Just some questions for the thread.
1) What do most people with EM/IM do after residency?
2) Could I be a part time hospitalist and part time EM doc? Is that a smart path to take?
3) Is EM/IM something people should go into if they are unsure what they want or if they just cannot choose EM over IM or vice versa.
Any EM/IM that could talk about their experience and what they are doing now?
A few thoughts:
1) As was mentioned, historically most people did EM with a tendency to end up in an academic setting. The Hospitalist movement was not as prominent back then so from a monetary and scheduling standpoint EM was more desirable. You now have more people opting for fellowship, administrative leadership opportunities, or varied practice patterns integrated into EM (ie. Observation Medicine).
2) Yes, you can do this however as was pointed out again you would have to take a pay cut unless you were smart about it. For example, in a smaller hospital your skill set could be shopped at a premium. A lot of Hospitalists do not like critically ill patients or procedures. My former chief resident is in a medium sized hospital in rural America and gets almost his ED hourly rate as a "Critical Care Hospitalist" in an open ICU model. His partners are happy to just do the lower acuity non-ICU stuff when he's on and he gets to bypass the Grandma has a CURB 65 of 1 but "I am not comfortable discharging" admits. I have another former chief who does 70% EM and 30% Observation Medicine for a private EM group to keep up both of her skills and her salary is almost the same as if she did just EM since a lot of her partners hate covering the Obs unit. You need a niche or you are going to lose money and after 5 years I think that would be unacceptable.
3) Bad idea. You need a plan - whether thats to do Admin, get a letup to break into a competitive academic market, as a precursor to a fellowship. Eventually we all skew more one way vs another (usually EM) and if you don't have your eye on a long game you are going to be very bitter come Year 3 when your co-residents are starting to get jobs and you're only 1/2 way done. Or when you have to present to people you started intern year with or who were your interns/visiting medical students when your started. Either pick one or have a way that you plan to integrate it. When I interview candidates they have to make me believe or I push for a do not rank designation.

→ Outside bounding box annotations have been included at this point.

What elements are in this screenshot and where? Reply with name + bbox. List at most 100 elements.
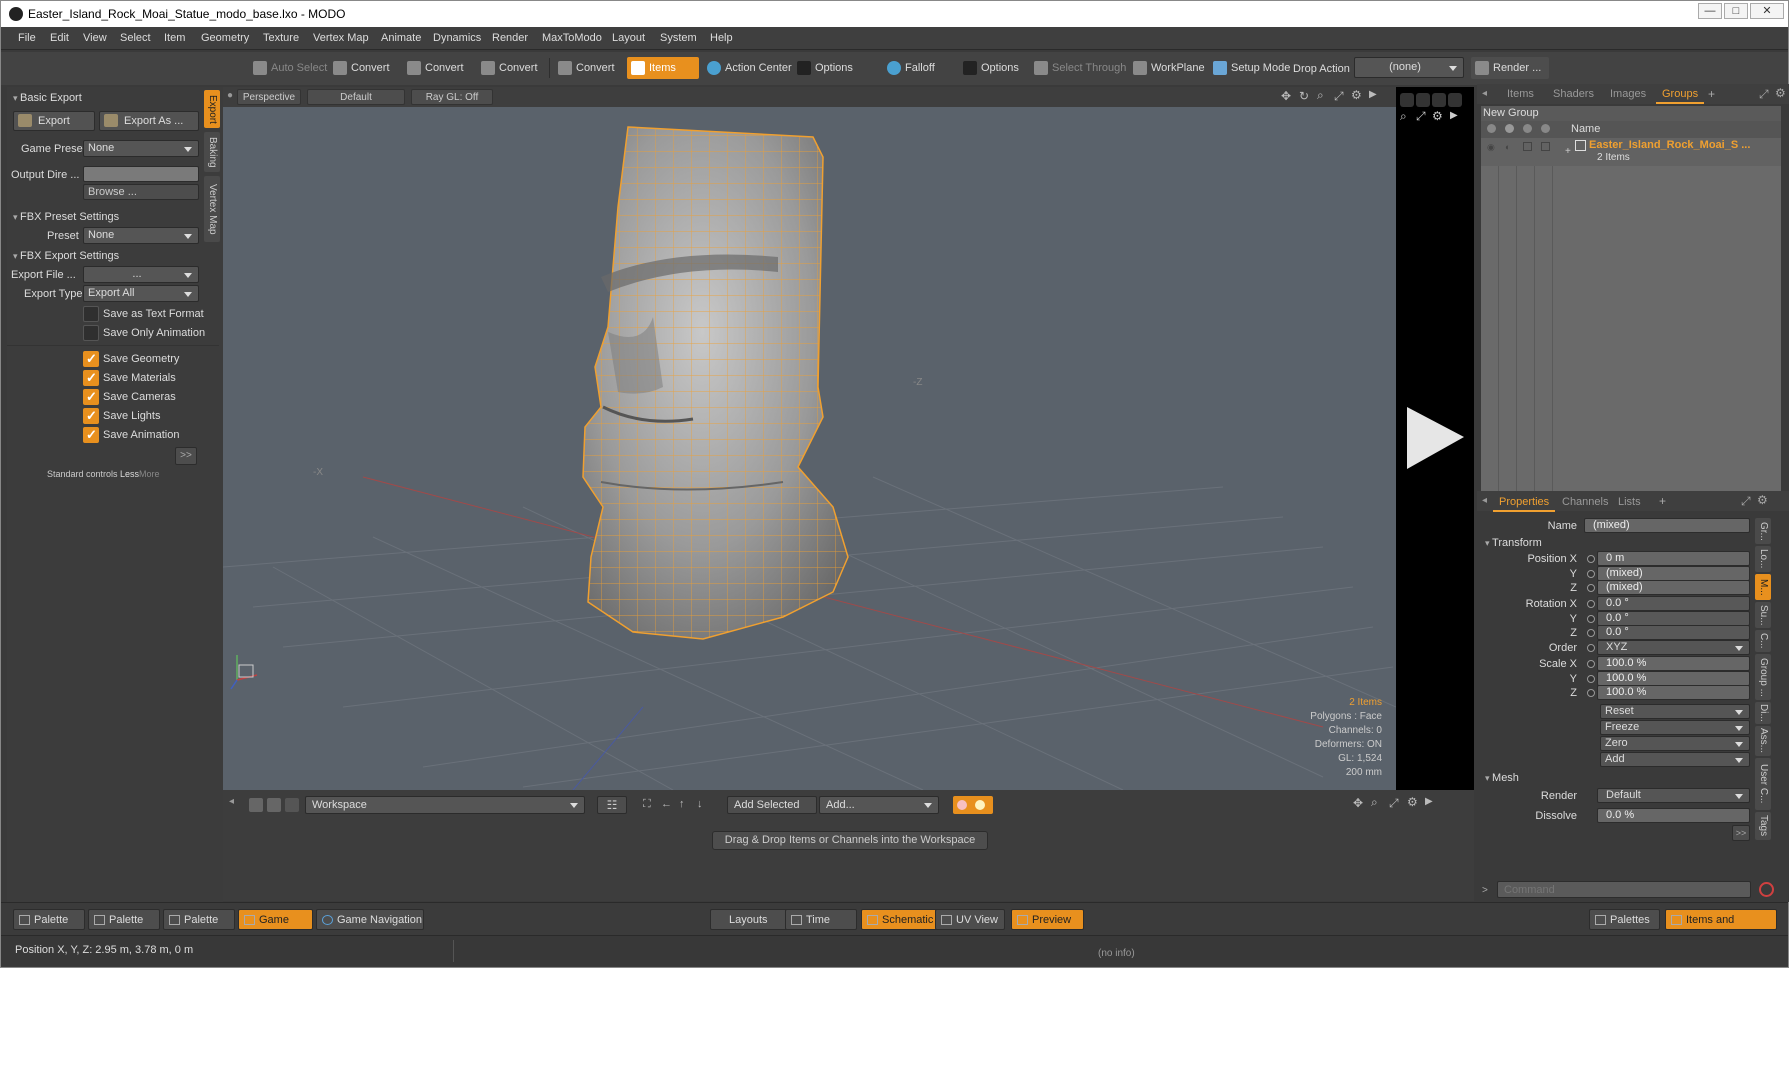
tab-images[interactable]: Images bbox=[1610, 88, 1646, 100]
perspective-button[interactable]: Perspective bbox=[237, 89, 301, 105]
group-visibility-icon[interactable]: ◉ bbox=[1487, 142, 1495, 153]
preview-maximize-icon[interactable]: ⤢ bbox=[1416, 109, 1426, 124]
more-options-button[interactable]: >> bbox=[175, 447, 197, 465]
game-navigation-button[interactable]: Game Navigation bbox=[316, 909, 424, 930]
ws-zoom-icon[interactable]: ⌕ bbox=[1371, 795, 1378, 810]
side-tab-tags[interactable]: Tags bbox=[1755, 812, 1771, 840]
preview-button-1[interactable] bbox=[1400, 93, 1414, 107]
layouts-button[interactable]: Layouts bbox=[710, 909, 788, 930]
add-selected-button[interactable]: Add Selected bbox=[727, 796, 817, 814]
shading-default-button[interactable]: Default bbox=[307, 89, 405, 105]
side-tab-di[interactable]: Di... bbox=[1755, 702, 1771, 724]
panel-menu-icon[interactable]: ◂ bbox=[1482, 88, 1487, 99]
more-link[interactable]: More bbox=[139, 469, 160, 479]
palettes-button[interactable]: Palettes bbox=[1589, 909, 1660, 930]
scale-x-field[interactable]: 100.0 % bbox=[1597, 656, 1750, 671]
expand-toggle[interactable]: + bbox=[1565, 146, 1571, 157]
workspace-dropdown[interactable]: Workspace bbox=[305, 796, 585, 814]
ws-settings-icon[interactable]: ⚙ bbox=[1407, 795, 1418, 809]
command-expand-icon[interactable]: > bbox=[1482, 885, 1488, 896]
props-more-button[interactable]: >> bbox=[1732, 825, 1750, 841]
minimize-button[interactable]: — bbox=[1698, 3, 1722, 19]
save-only-animation-checkbox[interactable] bbox=[83, 325, 99, 341]
browse-button[interactable]: Browse ... bbox=[83, 184, 199, 200]
drop-action-dropdown[interactable]: (none) bbox=[1354, 57, 1464, 78]
add-tab-icon[interactable]: + bbox=[1708, 87, 1715, 101]
add-transform-dropdown[interactable]: Add bbox=[1600, 752, 1750, 767]
layout-grid-icon[interactable]: ☷ bbox=[597, 796, 627, 814]
workplane-button[interactable]: WorkPlane bbox=[1129, 57, 1205, 79]
group-select-icon[interactable] bbox=[1541, 142, 1550, 151]
setup-mode-button[interactable]: Setup Mode bbox=[1209, 57, 1290, 79]
tab-channels[interactable]: Channels bbox=[1562, 496, 1608, 508]
rotation-y-field[interactable]: 0.0 ° bbox=[1597, 611, 1750, 626]
time-button[interactable]: Time bbox=[785, 909, 857, 930]
convert-button-4[interactable]: Convert bbox=[554, 57, 615, 79]
props-maximize-icon[interactable]: ⤢ bbox=[1741, 494, 1751, 509]
command-record-icon[interactable] bbox=[1759, 882, 1774, 897]
render-button[interactable]: Render ... bbox=[1471, 57, 1550, 79]
menu-select[interactable]: Select bbox=[120, 32, 151, 44]
workspace-color-toggle[interactable] bbox=[953, 796, 993, 814]
viewport-settings-icon[interactable]: ⚙ bbox=[1351, 88, 1362, 102]
rotation-x-field[interactable]: 0.0 ° bbox=[1597, 596, 1750, 611]
workspace-tool-1-icon[interactable] bbox=[249, 798, 263, 812]
position-y-radio[interactable] bbox=[1587, 570, 1595, 578]
mesh-section[interactable]: Mesh bbox=[1485, 772, 1519, 784]
menu-animate[interactable]: Animate bbox=[381, 32, 421, 44]
fbx-preset-section[interactable]: FBX Preset Settings bbox=[13, 211, 119, 223]
convert-button-3[interactable]: Convert bbox=[477, 57, 538, 79]
menu-layout[interactable]: Layout bbox=[612, 32, 645, 44]
workspace-tool-2-icon[interactable] bbox=[267, 798, 281, 812]
menu-render[interactable]: Render bbox=[492, 32, 528, 44]
export-as-button[interactable]: Export As ... bbox=[99, 111, 199, 131]
workspace-left-icon[interactable]: ← bbox=[661, 798, 675, 812]
tab-vertex-map[interactable]: Vertex Map bbox=[204, 176, 220, 242]
save-as-text-checkbox[interactable] bbox=[83, 306, 99, 322]
preset-dropdown[interactable]: None bbox=[83, 227, 199, 244]
rotation-z-field[interactable]: 0.0 ° bbox=[1597, 625, 1750, 640]
menu-dynamics[interactable]: Dynamics bbox=[433, 32, 481, 44]
group-row[interactable]: ◉ ◐ + Easter_Island_Rock_Moai_S ... 2 It… bbox=[1481, 138, 1781, 166]
menu-maxtomodo[interactable]: MaxToModo bbox=[542, 32, 602, 44]
order-dropdown[interactable]: XYZ bbox=[1597, 640, 1750, 655]
panel-maximize-icon[interactable]: ⤢ bbox=[1759, 87, 1769, 102]
save-cameras-checkbox[interactable] bbox=[83, 389, 99, 405]
export-file-dropdown[interactable]: ... bbox=[83, 266, 199, 283]
freeze-dropdown[interactable]: Freeze bbox=[1600, 720, 1750, 735]
preview-settings-icon[interactable]: ⚙ bbox=[1432, 109, 1443, 123]
workspace-tool-3-icon[interactable] bbox=[285, 798, 299, 812]
menu-texture[interactable]: Texture bbox=[263, 32, 299, 44]
scale-z-field[interactable]: 100.0 % bbox=[1597, 685, 1750, 700]
side-tab-m[interactable]: M... bbox=[1755, 574, 1771, 600]
ws-maximize-icon[interactable]: ⤢ bbox=[1389, 796, 1399, 811]
side-tab-c[interactable]: C... bbox=[1755, 630, 1771, 652]
position-x-radio[interactable] bbox=[1587, 555, 1595, 563]
menu-vertex-map[interactable]: Vertex Map bbox=[313, 32, 369, 44]
select-through-button[interactable]: Select Through bbox=[1030, 57, 1126, 79]
convert-button-1[interactable]: Convert bbox=[329, 57, 390, 79]
preview-button-3[interactable] bbox=[1432, 93, 1446, 107]
maximize-view-icon[interactable]: ⤢ bbox=[1334, 89, 1344, 104]
tab-items[interactable]: Items bbox=[1507, 88, 1534, 100]
items-mode-button[interactable]: Items bbox=[627, 57, 699, 79]
tab-properties[interactable]: Properties bbox=[1492, 496, 1556, 512]
fbx-export-section[interactable]: FBX Export Settings bbox=[13, 250, 119, 262]
basic-export-section[interactable]: Basic Export bbox=[13, 92, 82, 104]
menu-help[interactable]: Help bbox=[710, 32, 733, 44]
game-preset-dropdown[interactable]: None bbox=[83, 140, 199, 157]
rotation-x-radio[interactable] bbox=[1587, 600, 1595, 608]
action-center-button[interactable]: Action Center bbox=[703, 57, 792, 79]
scale-x-radio[interactable] bbox=[1587, 660, 1595, 668]
items-and-shading-button[interactable]: Items and Shading bbox=[1665, 909, 1777, 947]
name-field[interactable]: (mixed) bbox=[1584, 518, 1750, 533]
position-y-field[interactable]: (mixed) bbox=[1597, 566, 1750, 581]
scale-z-radio[interactable] bbox=[1587, 689, 1595, 697]
workspace-down-icon[interactable]: ↓ bbox=[697, 798, 711, 812]
render-dropdown[interactable]: Default bbox=[1597, 788, 1750, 803]
preview-button[interactable]: Preview bbox=[1011, 909, 1084, 930]
raygl-button[interactable]: Ray GL: Off bbox=[411, 89, 493, 105]
palette-button-1[interactable]: Palette bbox=[13, 909, 85, 930]
side-tab-lo[interactable]: Lo... bbox=[1755, 546, 1771, 572]
side-tab-su[interactable]: Su... bbox=[1755, 602, 1771, 628]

Personally, I am doing EM/IM/CC and am building a substantial profile in academics/administration to augment myself clinically. I am going to focus on passing my IM boards and EM written QE exam this summer/fall before I start entertaining full offers but the preliminary scouting I have done indicates substantial interest from private and academic organizations even unsolicited once they hear my background.
As I see it, about the only thing someone with EM/IM/CC can't do is cut them in the OR which in my preliminary job searches has translated into real value for organizations. EM and CC are both red hot specialties in demand right now and there are shortages as well. As one of my mentors says - "Punch as many tickets as you can while you are young to create options later on". Obviously you must eventually say enough is enough. We have an attending who is a bad ass - EM/IM/Cardiology/Advanced Heart Failure but thats 9-10 years of training and far more than I would be willing to do.

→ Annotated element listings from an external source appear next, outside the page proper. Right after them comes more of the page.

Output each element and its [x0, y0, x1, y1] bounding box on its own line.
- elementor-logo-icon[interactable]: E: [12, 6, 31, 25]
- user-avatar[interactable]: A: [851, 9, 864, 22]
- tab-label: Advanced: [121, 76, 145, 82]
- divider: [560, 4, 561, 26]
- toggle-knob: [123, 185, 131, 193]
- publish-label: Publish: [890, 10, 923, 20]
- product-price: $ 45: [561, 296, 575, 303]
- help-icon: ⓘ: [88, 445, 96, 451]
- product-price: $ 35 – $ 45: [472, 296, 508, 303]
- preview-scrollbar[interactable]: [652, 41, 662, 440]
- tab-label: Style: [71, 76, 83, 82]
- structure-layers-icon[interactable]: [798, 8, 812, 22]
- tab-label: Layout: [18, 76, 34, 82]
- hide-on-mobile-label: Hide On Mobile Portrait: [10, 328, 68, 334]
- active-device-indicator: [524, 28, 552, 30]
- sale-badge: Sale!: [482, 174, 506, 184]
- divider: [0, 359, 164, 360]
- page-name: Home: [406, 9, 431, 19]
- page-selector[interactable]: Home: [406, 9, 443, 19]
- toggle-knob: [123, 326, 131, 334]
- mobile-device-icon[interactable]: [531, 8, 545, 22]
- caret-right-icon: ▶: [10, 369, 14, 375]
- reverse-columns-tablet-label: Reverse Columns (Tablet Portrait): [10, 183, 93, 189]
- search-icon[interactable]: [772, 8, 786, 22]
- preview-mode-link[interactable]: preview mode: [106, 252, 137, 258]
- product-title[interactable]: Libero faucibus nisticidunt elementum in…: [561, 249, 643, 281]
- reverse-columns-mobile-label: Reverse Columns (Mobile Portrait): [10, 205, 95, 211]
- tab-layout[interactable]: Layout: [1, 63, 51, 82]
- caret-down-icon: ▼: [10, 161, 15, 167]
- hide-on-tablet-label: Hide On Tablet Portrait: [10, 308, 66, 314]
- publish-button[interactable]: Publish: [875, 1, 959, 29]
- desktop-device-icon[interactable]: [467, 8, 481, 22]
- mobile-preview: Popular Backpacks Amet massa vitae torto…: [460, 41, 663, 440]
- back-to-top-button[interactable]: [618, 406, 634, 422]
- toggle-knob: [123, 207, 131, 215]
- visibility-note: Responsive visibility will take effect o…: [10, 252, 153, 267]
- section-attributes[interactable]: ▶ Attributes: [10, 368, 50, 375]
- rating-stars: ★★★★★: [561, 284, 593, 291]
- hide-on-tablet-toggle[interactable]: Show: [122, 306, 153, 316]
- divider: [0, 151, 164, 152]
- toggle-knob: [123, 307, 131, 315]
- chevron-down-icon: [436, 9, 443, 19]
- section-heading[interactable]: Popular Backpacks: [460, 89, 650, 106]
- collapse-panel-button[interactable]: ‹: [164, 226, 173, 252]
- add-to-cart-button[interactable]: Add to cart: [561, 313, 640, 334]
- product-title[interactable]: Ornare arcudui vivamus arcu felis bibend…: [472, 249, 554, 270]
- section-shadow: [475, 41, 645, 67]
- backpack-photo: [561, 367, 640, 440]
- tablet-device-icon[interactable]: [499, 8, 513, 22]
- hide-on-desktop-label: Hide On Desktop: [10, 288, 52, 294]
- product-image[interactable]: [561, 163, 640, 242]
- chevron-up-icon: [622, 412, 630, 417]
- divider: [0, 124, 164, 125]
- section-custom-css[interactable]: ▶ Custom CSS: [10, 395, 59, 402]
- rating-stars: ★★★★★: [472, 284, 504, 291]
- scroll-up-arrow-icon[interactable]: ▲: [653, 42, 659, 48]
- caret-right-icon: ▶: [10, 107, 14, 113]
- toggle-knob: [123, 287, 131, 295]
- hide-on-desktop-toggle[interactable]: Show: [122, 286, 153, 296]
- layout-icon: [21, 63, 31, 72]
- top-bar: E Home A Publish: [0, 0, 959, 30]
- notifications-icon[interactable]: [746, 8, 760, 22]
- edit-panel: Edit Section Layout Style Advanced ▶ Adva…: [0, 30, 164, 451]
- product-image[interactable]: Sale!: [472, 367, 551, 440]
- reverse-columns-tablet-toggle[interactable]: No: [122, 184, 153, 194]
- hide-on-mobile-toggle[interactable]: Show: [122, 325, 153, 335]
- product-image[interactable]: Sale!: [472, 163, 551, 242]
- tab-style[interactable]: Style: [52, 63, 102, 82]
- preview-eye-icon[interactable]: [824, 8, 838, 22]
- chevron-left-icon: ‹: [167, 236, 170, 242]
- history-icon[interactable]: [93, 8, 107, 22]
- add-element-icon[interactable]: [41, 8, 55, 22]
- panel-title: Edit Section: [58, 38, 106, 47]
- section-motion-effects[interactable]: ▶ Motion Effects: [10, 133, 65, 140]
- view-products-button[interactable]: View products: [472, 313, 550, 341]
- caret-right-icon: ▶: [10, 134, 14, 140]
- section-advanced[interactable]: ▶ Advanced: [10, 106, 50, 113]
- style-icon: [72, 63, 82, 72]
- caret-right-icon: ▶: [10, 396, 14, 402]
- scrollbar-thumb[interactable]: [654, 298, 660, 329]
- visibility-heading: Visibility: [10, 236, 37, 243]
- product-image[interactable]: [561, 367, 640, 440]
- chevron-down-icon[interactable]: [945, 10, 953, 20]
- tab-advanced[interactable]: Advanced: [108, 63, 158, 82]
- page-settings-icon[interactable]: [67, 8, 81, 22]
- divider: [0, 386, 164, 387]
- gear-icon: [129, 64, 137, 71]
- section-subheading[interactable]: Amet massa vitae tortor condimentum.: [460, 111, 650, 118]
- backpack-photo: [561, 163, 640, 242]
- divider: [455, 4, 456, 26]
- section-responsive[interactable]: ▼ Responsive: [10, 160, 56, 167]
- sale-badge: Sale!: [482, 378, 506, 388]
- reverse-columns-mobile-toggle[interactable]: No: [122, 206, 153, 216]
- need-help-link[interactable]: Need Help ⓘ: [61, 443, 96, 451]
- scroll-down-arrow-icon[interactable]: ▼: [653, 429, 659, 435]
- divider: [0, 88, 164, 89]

Models I am personally aware of:
Program Director of prominent EM programs
Advanced Heart Failure Cardiologist
EM/IM Pulm CCM
Private EM/Obs Medicine
Private EM/Hospitalist Medicine
Proceduralist (walks in drops lines, tubes, intubates, etc for Hospitalist and then walks out)
EM/IM Program Directors - EM and academic hospitalist ward weeks
Deputy Chief of Staff
Academic Chairs
Read this paper for more insight:
http://www.ncbi.nlm.nih.gov/pubmed/19673705
I know a new one is being worked on and should be out at some point in the near future.

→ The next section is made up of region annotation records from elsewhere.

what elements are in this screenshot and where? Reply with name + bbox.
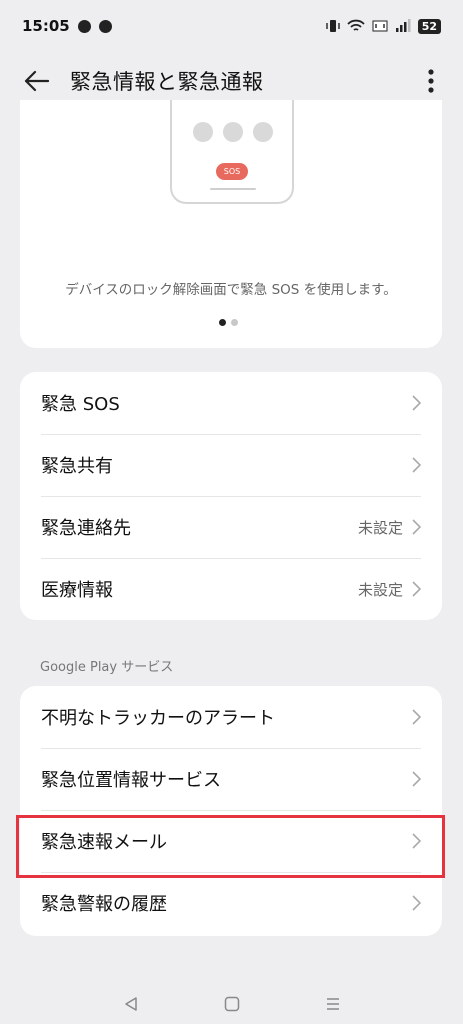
nav-back-button[interactable] [116, 989, 146, 1019]
intro-card: SOS デバイスのロック解除画面で緊急 SOS を使用します。 [20, 100, 442, 348]
page-dot-active [219, 319, 226, 326]
signal-icon [395, 19, 411, 32]
row-emergency-sharing[interactable]: 緊急共有 [20, 434, 442, 496]
nav-home-button[interactable] [217, 989, 247, 1019]
cloud-icon [98, 19, 112, 33]
more-vert-icon [428, 69, 434, 93]
row-label: 医療情報 [41, 580, 113, 601]
more-options-button[interactable] [411, 57, 451, 105]
chevron-right-icon [412, 771, 421, 787]
chevron-right-icon [412, 833, 421, 849]
arrow-left-icon [24, 70, 49, 92]
phone-illustration: SOS [170, 100, 294, 204]
status-time: 15:05 [22, 17, 70, 35]
page-title: 緊急情報と緊急通報 [70, 70, 264, 94]
row-label: 緊急警報の履歴 [41, 894, 167, 915]
wifi-icon [347, 19, 365, 31]
row-label: 緊急 SOS [41, 394, 120, 415]
row-label: 不明なトラッカーのアラート [41, 708, 275, 729]
emergency-settings-card: 緊急 SOS 緊急共有 緊急連絡先 未設定 医療情報 未設定 [20, 372, 442, 620]
section-header-google-play: Google Play サービス [40, 660, 174, 675]
system-nav-bar [0, 984, 463, 1024]
row-label: 緊急共有 [41, 456, 113, 477]
row-medical-info[interactable]: 医療情報 未設定 [20, 558, 442, 620]
row-emergency-contacts[interactable]: 緊急連絡先 未設定 [20, 496, 442, 558]
row-value: 未設定 [357, 580, 403, 599]
chevron-right-icon [412, 709, 421, 725]
home-square-icon [224, 996, 239, 1012]
row-label: 緊急連絡先 [41, 518, 131, 539]
nav-recents-button[interactable] [318, 989, 348, 1019]
sos-pill: SOS [216, 163, 248, 180]
chevron-right-icon [412, 895, 421, 911]
chevron-right-icon [412, 519, 421, 535]
row-value: 未設定 [357, 518, 403, 537]
intro-description: デバイスのロック解除画面で緊急 SOS を使用します。 [65, 282, 397, 298]
back-triangle-icon [124, 997, 137, 1011]
page-dot [231, 319, 238, 326]
phone-dot [193, 122, 213, 142]
back-button[interactable] [12, 57, 60, 105]
row-emergency-alert-history[interactable]: 緊急警報の履歴 [20, 872, 442, 934]
row-emergency-alerts-mail[interactable]: 緊急速報メール [20, 810, 442, 872]
chevron-right-icon [412, 395, 421, 411]
battery-indicator: 52 [417, 18, 441, 34]
row-label: 緊急速報メール [41, 832, 167, 853]
line-app-icon [77, 19, 91, 33]
vibrate-icon [325, 20, 340, 32]
page-indicator [219, 319, 238, 326]
phone-dot [223, 122, 243, 142]
chevron-right-icon [412, 457, 421, 473]
row-unknown-tracker-alerts[interactable]: 不明なトラッカーのアラート [20, 686, 442, 748]
volte-icon [372, 20, 388, 32]
row-label: 緊急位置情報サービス [41, 770, 221, 791]
row-emergency-sos[interactable]: 緊急 SOS [20, 372, 442, 434]
chevron-right-icon [412, 581, 421, 597]
status-bar: 15:05 52 [0, 0, 463, 52]
row-emergency-location-service[interactable]: 緊急位置情報サービス [20, 748, 442, 810]
phone-home-bar [210, 188, 256, 190]
recents-menu-icon [326, 998, 339, 1010]
google-services-card: 不明なトラッカーのアラート 緊急位置情報サービス 緊急速報メール 緊急警報の履歴 [20, 686, 442, 936]
phone-dot [253, 122, 273, 142]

Lastly, and a major caveat:
We take a substantial financial hit with the prolonged training which unless you have no debt/independently wealthy is a real issue. This much be strategized or you stand to lose in excess of >$400,000 just with two extra years as a resident. Most EM/IM places let you moonlight in the later years. I can tell you that I now make more than quite a few of my academic EM and IM attendings moonlighting as both a ED doc and Hospitalist in community hospitals. If done right you can come out at the end a real boss from a training and still in a financial situation that is not much different than if you graduated in just 3 years.